Musk made the comment in a reply to another user on Twitter early Tuesday. He spent much of the previous day in a back-and-forth with Twitter CEO Parag Agrawal, who posted a series of tweets explaining his company’s effort to fight bots and how it has consistently estimated that less than 5% of Twitter accounts are fake.

"20% fake/spam accounts, while 4 times what Twitter claims, could be much higher. My offer was based on Twitter’s SEC filings being accurate," Musk said in the tweet.

"Yesterday, Twitter’s CEO publicly refused to show proof of <5% (spam accounts)," he added.

"This deal cannot move forward until he does."

After putting his offer on hold last week pending information on spam accounts, Musk said he suspected they make up at least 20% of users – compared with Twitter's official estimates of 5%.

"You can't pay the same price for something that is much worse than they claimed," he said at the All-In Summit 2022 conference in Miami on Monday.

Asked if the Twitter deal is viable at a different price, Musk said at the conference, "I mean, it is not out of the question. The more questions I ask, the more my concerns grow."

"They claim that they've got this complex methodology that only they can understand ... It can't be some deep mystery that is, like, more complex than the human soul or something like that," he said.

The stock had on Monday dropped more than 8% to close at $37.39, lower than its level the day before Musk revealed his Twitter stake in early April, sowing doubts that the billionaire entrepreneur would proceed with his acquisition at the agreed price.

Musk's comments are likely to bolster theories from analysts that the billionaire either wants out of the deal or to buy the company at a cheaper price.

Musk made the offer to buy Twitter for $54.20 per share on April 14. To finance the acquisition, he has pledged some of his Tesla shares, but they have slumped by a third since the deal was announced.

Agrawal tweeted on Monday that internal estimates of spam accounts on the social media platform for the last four quarters were "well under 5%," responding to days of criticism by Musk of the company's handling of phony accounts.

Twitter's estimate, which has stayed the same since 2013, could not be reproduced externally given the need to use both public and private information to determine if an account is spam, Agrawal said.

Musk responded to Agrawal's defense of the methodology with a poop emoji. "So how do advertisers know what they're getting for their money?

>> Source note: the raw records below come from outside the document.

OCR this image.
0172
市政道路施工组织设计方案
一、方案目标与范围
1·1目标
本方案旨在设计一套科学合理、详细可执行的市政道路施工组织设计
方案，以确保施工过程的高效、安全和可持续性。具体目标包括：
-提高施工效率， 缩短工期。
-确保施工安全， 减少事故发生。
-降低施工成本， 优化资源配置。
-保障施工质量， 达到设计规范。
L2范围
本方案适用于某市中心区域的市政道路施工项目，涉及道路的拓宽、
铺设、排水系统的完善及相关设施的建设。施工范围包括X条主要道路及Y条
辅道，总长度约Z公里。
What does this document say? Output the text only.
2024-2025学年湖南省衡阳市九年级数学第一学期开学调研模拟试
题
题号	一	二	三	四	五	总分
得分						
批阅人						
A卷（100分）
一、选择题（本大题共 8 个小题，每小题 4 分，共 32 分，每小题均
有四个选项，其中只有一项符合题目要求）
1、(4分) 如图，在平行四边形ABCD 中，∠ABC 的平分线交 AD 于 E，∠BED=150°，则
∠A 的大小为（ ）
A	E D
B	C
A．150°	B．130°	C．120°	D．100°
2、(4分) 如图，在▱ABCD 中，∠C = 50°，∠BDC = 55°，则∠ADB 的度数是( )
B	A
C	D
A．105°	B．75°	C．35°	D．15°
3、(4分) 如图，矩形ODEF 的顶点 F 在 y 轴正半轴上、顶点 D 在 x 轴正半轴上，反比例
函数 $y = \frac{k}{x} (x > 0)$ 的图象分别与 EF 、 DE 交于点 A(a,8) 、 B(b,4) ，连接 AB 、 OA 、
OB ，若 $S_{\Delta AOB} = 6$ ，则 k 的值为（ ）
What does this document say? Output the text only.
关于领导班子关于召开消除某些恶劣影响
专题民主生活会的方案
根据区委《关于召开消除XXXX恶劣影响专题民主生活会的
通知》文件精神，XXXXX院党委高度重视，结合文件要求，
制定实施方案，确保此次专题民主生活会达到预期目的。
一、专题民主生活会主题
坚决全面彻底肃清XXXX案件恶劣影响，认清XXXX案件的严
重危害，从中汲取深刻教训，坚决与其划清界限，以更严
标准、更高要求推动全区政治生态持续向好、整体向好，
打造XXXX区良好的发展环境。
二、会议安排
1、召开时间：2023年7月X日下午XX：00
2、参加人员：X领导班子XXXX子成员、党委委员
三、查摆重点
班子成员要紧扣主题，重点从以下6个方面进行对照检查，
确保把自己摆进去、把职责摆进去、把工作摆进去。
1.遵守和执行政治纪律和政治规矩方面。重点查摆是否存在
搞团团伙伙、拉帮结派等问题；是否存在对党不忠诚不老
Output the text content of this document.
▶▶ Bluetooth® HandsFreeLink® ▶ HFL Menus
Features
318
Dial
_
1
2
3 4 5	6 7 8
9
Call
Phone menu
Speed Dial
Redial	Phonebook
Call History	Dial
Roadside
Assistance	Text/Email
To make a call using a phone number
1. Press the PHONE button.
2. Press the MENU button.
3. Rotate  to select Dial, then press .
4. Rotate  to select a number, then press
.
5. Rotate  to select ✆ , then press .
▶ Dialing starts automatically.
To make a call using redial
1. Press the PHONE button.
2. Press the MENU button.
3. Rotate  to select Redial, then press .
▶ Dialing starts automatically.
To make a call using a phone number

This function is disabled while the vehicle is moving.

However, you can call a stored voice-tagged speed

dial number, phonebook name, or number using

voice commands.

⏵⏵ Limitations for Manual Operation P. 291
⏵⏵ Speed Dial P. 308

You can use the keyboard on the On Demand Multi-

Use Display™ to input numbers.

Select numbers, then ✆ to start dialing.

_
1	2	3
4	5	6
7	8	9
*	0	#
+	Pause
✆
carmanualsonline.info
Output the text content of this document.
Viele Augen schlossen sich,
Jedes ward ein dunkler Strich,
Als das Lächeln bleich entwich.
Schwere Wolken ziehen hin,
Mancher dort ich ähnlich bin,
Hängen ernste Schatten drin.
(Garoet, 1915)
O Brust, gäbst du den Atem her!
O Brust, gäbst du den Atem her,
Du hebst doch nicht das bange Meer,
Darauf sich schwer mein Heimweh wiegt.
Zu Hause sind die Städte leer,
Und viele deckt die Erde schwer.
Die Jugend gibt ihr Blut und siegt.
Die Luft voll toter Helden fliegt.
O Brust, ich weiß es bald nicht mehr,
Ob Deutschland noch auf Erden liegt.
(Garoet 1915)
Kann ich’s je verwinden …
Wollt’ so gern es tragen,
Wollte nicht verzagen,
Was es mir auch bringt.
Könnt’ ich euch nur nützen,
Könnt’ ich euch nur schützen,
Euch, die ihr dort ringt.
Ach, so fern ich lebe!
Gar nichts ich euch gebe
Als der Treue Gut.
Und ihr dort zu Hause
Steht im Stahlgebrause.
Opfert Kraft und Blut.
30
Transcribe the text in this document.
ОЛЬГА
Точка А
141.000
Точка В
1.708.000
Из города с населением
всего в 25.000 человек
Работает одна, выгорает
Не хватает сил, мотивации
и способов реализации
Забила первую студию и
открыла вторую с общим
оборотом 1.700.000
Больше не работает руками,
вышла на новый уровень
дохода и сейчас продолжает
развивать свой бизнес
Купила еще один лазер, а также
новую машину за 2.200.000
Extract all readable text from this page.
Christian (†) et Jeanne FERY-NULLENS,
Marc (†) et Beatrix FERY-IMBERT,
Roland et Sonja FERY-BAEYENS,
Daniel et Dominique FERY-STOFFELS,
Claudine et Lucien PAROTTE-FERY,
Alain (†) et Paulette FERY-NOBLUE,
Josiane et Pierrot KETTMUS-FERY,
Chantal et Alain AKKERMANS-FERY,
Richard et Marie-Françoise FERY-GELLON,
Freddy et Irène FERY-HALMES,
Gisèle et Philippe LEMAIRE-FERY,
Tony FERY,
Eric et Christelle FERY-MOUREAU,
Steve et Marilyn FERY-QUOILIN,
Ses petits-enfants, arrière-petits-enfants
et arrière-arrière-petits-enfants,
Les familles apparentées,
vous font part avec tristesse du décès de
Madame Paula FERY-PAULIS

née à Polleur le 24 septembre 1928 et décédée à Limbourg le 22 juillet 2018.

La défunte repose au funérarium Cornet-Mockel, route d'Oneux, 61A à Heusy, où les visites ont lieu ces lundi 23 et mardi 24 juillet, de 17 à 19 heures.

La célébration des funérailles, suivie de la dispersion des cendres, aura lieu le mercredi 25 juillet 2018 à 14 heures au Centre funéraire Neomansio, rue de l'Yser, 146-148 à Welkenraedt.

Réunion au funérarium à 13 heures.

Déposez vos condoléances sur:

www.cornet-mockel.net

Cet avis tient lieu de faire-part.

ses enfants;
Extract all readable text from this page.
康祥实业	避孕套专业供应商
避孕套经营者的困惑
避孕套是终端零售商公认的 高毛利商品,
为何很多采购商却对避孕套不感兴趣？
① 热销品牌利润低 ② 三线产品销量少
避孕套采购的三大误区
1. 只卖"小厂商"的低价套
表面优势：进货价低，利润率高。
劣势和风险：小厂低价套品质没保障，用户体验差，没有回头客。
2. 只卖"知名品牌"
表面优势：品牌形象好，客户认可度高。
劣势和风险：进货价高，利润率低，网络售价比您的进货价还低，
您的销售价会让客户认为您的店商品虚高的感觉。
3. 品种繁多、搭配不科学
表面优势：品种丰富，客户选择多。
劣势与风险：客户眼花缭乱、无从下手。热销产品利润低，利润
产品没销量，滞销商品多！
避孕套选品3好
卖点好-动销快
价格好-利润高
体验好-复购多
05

This is fundamental to the financial health of Twitter," he wrote.

Musk has pledged changes to Twitter's content moderation practices, railing against decisions like its ban of former President Donald Trump as overly aggressive while pledging to crack down on "spam bots."

Musk has called for tests of random samples of Twitter users to identify bots. He said, "there is some chance it might be over 90% of daily active users."

Independent researchers have estimated that anywhere from 9% to 15% of the millions of Twitter profiles are bots. Spam bots or fake accounts are designed to manipulate or artificially boost activity on social media platforms such as Twitter.

Twitter does not currently require users to register using their real identities and expressly permits automated, parody and pseudonymous profiles.

It does ban impersonation and spam, and penalizes accounts when it determines their purpose is to "deceive or manipulate others" by engaging in scams, coordinating abuse campaigns or artificially inflating engagement.

Musk's comments to a private audience could add to concerns about his disclosures of market-moving information.

Known for his candid Twitter posts, Musk has a long history of skirmishes with the U.S. Securities and Exchange Commission (SEC). Recently, a U.S. judge slammed him for trying to escape a settlement with the SEC requiring oversight of his Tesla tweets.